Association health plans. The administration has made it easier for small businesses to offer plans together via associations such as local chambers of commerce, which significantly reduces administrative costs, gives employees more plan choices, and covers some people who otherwise would be subsidized on the exchanges. Badda-bing, badda-boom: $7.4 billion in net benefits in 2021.

Short-term, limited-duration insurance. These are plans exempt from Obamacare regulations, and the administration recently took the reins off them — they can now run for three years at a time and often cost less than half of what exchange coverage does. As you can probably guess by this point, this increases choice while decreasing subsidies. This tallies up to $7.3 billion in 2021.

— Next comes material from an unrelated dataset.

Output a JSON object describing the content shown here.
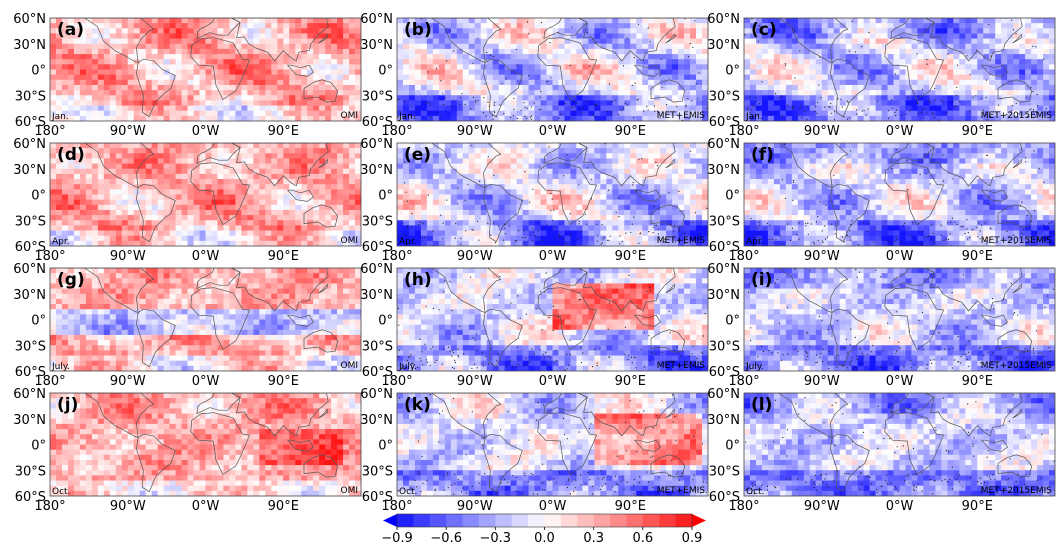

All of this, naturally, is bracketed by uncertainty. These changes are new, and we can’t be confident as to what effects they’ll have years down the line; the executive actions in particular could die in court. And there should be no doubt that a different, more left-leaning group of economists, using different methods, would paint a very different picture. A simple way to do that is to focus on the number of people who will no longer have plans good enough to meet Obamacare’s criteria, and to ignore the question of whether they picked skimpier plans or went uninsured because that’s what they wanted. But even within the framework of the CEA’s report, it would be easy enough to cite different sources to justify using different numbers in innumerable places within the maze of calculations, or to come up with new costs to subtract from the benefits the CEA finds.

What this report achieves, however, is to put ballpark numbers on benefits that critics of Republican health-care policy have all but ignored. There’s a lot more to health care than the number of people we manage to push into highly regulated insurance plans.

No one would call the current system elegant. It’s a hodgepodge of 2009-vintage Democratic policy preferences, ridiculous drafting errors, a dramatic Supreme Court intervention, and Republican “sabotage” that sometimes deserves the name and sometimes does not. But it’s shaping up to be better than what we had a few years back.